When writing your dialogue, think about what the character speaking:
- wants from the other person
- thinks is going to happen in the situation
- what they are hiding
If you’re confused about subtext, the best way to think about it is as an actor reading lines. Good actors that sell a line or script, ask the fundamental question of: “What is this character’s motivation?” This is how they channel the correct emotion into the lines they are saying.
That is how you must think about each line of dialogue.
Pro Tip: Characters in a story don’t really speak like real people, they speak like actors.
Tips and Tricks
Here are some things to keep in mind when writing dialogue that will help your characters and stories come to life for the reader.
Use the Setting
Depending on what type of story you’re telling, your characters will be having their discussion in a space of some sort, whether physical or not. Make sure that the space that the dialogue is happening in makes sense for the argument, so that it quietly heightens the tension of the scene.
What are the characters within your scene avoiding saying? What are their inner motivations, secrets, and desires? If one of the characters is using this time to manipulate the other character into doing something they want, make them go about whispering their intentions through what they say and don’t say.

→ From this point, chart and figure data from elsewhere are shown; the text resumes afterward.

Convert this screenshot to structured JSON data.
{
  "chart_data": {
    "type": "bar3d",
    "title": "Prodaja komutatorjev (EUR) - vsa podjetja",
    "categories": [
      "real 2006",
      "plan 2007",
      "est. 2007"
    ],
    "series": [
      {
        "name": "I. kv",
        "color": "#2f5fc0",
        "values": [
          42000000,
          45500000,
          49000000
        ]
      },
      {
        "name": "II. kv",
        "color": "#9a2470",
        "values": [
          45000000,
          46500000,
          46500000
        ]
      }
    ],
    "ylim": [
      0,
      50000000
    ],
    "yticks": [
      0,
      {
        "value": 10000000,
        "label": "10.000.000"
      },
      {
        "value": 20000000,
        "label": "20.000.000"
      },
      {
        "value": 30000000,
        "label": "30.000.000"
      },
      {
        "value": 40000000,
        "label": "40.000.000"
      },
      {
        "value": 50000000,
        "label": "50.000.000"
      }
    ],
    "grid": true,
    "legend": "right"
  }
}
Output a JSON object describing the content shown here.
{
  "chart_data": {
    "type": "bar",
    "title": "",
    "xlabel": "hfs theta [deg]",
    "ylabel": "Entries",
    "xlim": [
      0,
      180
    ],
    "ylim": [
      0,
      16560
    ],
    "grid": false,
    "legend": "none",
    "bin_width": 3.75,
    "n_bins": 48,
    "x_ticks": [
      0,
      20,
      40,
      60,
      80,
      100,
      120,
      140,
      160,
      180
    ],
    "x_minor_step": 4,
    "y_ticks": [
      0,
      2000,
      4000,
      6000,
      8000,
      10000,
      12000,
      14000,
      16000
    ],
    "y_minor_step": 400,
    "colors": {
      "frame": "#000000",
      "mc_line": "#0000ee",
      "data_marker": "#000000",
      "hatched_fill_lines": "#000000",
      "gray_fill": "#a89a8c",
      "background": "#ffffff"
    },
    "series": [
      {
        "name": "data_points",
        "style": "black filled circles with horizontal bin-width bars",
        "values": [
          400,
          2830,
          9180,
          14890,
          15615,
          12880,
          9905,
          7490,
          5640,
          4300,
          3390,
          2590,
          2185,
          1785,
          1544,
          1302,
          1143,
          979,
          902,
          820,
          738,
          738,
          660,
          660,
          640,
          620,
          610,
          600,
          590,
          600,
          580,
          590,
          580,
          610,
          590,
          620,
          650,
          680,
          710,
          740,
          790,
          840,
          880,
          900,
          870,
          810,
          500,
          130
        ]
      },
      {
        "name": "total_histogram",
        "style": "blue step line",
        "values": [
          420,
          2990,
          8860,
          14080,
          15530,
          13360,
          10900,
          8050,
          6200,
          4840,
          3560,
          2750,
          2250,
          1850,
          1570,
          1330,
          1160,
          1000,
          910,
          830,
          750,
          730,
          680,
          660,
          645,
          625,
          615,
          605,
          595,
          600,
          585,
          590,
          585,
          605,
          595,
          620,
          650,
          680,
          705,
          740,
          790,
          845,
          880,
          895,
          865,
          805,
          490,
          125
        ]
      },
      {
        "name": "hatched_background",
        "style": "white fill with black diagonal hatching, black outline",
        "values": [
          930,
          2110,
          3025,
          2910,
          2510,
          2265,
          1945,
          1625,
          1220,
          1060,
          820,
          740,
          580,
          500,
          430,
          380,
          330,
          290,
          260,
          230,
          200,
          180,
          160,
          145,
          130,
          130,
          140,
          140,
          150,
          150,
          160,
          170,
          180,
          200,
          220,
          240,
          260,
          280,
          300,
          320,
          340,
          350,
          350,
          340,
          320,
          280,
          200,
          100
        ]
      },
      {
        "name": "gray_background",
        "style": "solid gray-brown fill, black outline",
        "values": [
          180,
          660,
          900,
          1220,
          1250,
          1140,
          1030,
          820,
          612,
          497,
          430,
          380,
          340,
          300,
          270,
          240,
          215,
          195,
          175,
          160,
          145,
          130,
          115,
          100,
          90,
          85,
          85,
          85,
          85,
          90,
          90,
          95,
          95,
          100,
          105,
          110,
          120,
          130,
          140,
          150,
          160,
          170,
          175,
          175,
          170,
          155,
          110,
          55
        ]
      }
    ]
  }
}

Use Character Relationships
Dialogue between two exes and a child and parent will have different stakes and power struggles. Knowing how your characters are related and what their histories are will help you in understanding what each would say to the other to get what they want out of the argument. And I mean really knowing. Truly examine your characters and their histories, shared and personal.
Use Reader Emotion
It may be tempting for some to put arguments at the beginning of their story or to introduce characters, but at that point, readers don’t know enough to care about why there is an argument taking place to actually be engaged in it. Arguments are best saved for moments when the reader knows the characters and believes they’ll know the outcome of the argument (this leaves room for you to pull a reversal or a big reveal that makes the reader fall out of their seats).